The most striking feature of ECR for me this year was the expansion of company-sponsored satellite meetings. While they were usually limited to lunch sessions, they also now run in parallel to proffered papers, competing with scientific sessions. There has never been a clear-cut distinction between the presentation of "clean" scientific results and "sponsored" results. There has been a gentlemen's agreement, though. The buck stops here. Sponsorship of scientific events can be advantageous and ethical, as long as both sides agree to this unwritten law.
Satellite symposia are considered to be sales shows, even if attendees receive CME points. Be careful. These points might not be recognized in all countries. There is no free lunch.
The annual review of advertising slogans and mottoes at ECR used to be an entertaining game. But even this has been replaced by marketing fast food. ECR itself claims "We make congresses – and it shows." Shows with a capital "S"?
Some slogans are empty talk, some aggressive or offensive, some are rude, some likeable. They have no influence on sales. At least they do not increase them.
One company promotes itself with the message "Proven Outcome," and adds that it is "Setting the trend again." For trend, see the earlier discussion. In medicine, a proven outcome requires outcomes research, that is, the study and eventual improvement of the end results of healthcare. This would be counterproductive for sales. Most likely, they mean "Proven Income" . We also have "Let's make things better." They aren't so bad, are they? "Inspire the next." The next what? "Life from inside." From inside what? "Imagination at work" will be turned into "Imagine it works."

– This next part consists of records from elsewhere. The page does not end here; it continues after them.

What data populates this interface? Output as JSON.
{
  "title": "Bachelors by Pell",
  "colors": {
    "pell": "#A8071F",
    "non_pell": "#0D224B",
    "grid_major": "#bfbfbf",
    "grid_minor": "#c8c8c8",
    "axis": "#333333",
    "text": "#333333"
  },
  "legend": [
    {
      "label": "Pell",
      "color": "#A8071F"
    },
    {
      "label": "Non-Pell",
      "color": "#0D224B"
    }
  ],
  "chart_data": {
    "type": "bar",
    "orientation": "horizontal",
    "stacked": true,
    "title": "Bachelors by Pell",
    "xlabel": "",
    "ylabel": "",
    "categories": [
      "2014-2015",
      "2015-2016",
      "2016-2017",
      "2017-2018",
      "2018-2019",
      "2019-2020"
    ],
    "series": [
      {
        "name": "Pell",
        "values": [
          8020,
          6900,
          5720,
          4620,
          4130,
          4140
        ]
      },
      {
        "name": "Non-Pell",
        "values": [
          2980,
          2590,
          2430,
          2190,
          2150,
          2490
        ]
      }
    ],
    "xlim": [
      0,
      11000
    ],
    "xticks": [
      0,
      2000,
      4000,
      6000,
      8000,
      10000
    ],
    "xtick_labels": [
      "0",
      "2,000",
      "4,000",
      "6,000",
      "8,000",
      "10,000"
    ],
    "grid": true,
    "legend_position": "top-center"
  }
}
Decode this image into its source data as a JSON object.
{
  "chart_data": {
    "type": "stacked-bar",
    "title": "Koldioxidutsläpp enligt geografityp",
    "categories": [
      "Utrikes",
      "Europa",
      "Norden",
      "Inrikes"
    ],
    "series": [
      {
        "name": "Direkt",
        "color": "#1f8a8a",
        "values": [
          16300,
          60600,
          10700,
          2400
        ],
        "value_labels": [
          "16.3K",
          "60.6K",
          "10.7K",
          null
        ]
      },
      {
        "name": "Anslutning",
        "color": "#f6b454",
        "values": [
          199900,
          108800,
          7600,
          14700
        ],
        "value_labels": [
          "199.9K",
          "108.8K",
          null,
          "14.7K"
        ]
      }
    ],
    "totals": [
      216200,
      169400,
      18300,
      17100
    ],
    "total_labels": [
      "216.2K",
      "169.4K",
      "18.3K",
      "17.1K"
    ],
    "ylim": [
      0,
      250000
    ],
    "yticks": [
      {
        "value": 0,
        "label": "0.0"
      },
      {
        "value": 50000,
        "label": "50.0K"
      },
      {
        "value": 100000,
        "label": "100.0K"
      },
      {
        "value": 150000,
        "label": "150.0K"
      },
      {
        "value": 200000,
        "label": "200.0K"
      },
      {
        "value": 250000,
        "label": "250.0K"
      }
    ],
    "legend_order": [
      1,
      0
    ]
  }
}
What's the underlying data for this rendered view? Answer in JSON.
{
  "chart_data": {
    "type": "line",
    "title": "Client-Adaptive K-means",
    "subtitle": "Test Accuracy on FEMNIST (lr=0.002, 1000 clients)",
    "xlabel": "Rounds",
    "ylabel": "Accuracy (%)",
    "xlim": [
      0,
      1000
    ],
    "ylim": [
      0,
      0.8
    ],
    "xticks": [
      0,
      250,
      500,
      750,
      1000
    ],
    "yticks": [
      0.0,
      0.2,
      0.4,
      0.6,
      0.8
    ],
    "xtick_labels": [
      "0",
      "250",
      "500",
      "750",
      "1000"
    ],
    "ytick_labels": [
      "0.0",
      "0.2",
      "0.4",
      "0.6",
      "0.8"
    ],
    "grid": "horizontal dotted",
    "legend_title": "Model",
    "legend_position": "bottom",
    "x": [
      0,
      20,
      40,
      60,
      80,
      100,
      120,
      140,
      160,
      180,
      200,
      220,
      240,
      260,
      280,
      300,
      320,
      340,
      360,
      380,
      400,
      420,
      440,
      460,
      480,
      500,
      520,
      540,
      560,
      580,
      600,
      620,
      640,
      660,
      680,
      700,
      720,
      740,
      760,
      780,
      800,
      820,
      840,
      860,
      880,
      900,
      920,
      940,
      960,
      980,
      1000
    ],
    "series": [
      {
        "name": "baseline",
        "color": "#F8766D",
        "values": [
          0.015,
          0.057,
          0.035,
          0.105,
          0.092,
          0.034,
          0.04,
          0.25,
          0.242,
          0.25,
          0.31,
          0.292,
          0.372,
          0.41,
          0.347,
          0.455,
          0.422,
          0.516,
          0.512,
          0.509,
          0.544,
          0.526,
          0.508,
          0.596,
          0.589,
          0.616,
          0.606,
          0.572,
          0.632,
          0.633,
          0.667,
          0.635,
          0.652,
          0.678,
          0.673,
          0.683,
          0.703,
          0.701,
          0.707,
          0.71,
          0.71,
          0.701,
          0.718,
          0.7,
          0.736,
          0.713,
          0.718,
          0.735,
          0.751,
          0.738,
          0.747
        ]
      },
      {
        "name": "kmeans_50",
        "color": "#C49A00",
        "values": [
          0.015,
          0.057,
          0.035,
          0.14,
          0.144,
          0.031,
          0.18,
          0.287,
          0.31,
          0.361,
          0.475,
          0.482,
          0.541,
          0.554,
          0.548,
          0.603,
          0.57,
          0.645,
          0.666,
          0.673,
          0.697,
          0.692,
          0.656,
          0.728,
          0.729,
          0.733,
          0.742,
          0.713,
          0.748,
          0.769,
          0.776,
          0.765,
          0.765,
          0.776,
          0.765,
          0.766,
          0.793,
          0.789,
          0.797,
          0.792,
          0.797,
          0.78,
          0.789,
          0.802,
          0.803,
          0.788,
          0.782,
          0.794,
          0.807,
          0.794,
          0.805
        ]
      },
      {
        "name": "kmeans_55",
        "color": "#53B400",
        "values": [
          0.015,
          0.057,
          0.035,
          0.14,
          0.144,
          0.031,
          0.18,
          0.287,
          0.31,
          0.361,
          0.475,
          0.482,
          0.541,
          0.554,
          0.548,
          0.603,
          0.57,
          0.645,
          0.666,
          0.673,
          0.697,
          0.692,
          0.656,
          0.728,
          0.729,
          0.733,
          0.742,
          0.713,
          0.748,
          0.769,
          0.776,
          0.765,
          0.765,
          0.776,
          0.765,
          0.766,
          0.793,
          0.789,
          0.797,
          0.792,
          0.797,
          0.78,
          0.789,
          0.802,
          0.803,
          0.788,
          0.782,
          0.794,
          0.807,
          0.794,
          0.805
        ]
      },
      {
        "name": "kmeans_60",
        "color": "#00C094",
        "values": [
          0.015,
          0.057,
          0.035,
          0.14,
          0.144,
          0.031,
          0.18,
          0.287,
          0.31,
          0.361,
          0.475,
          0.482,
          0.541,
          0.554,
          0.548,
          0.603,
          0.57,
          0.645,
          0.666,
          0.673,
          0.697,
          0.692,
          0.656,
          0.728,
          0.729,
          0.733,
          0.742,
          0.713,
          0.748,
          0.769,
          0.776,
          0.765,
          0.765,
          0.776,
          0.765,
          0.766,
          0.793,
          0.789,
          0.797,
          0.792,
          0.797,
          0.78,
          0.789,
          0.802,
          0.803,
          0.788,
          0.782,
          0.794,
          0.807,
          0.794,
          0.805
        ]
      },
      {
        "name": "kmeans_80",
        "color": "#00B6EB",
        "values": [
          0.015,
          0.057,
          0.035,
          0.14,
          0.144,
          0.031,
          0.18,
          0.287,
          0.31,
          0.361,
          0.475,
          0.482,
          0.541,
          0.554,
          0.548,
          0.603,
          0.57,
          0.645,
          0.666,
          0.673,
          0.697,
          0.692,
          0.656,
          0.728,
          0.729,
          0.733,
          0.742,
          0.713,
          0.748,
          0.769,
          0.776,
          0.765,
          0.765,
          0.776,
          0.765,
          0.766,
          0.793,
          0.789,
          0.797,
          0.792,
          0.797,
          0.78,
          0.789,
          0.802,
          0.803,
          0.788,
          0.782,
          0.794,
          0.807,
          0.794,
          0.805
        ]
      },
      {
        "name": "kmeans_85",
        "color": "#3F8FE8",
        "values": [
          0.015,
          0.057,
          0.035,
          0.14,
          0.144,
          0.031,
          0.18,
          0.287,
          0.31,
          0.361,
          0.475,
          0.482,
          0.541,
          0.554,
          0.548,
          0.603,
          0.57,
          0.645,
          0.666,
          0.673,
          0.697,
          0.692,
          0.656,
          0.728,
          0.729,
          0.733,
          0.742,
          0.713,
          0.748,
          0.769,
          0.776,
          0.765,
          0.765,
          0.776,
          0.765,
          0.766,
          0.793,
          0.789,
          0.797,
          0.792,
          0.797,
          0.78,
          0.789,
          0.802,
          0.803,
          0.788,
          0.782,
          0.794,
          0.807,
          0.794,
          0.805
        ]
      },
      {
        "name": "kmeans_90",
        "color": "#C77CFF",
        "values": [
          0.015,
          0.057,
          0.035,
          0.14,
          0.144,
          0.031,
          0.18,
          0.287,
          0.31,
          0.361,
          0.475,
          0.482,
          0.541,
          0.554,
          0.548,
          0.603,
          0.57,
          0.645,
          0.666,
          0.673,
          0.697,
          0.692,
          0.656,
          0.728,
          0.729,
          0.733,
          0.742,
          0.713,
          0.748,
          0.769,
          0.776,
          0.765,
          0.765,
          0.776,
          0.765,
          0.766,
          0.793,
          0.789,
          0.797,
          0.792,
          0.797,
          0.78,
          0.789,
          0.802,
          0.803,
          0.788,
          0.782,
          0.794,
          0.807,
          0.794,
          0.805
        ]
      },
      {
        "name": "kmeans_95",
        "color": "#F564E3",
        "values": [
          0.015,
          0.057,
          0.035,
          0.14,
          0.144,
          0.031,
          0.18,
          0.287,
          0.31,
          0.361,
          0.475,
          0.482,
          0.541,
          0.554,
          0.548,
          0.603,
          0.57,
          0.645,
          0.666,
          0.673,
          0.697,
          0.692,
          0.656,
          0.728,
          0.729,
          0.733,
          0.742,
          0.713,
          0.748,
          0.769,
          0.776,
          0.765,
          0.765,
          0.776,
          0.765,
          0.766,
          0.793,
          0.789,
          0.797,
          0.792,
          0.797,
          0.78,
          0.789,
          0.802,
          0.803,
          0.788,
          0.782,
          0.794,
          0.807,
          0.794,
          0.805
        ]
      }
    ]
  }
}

One of the worst mottoes is the oft-quoted "Making medicine work." This implies that medicine does not work without that particular company. Doctors are morons. There are even worse slogans, not to be discussed here. Why this lack of subtlety and lack of cultural and historical understanding?
I prefer the catchphrase, "Sense and simplicity."
I should add that these comments do not imply any endorsement or sanction of certain manufacturers. They are just subjective reflections.
1. Proven Outcome at South Carolina Heart Center. We see a way to generate an additional $720,000 in annual revenue via increased cath lab capacity (www.medical.siemens.com/...). [The page has disappeared: "We recently updated our website and the page you are trying to access is no longer available."].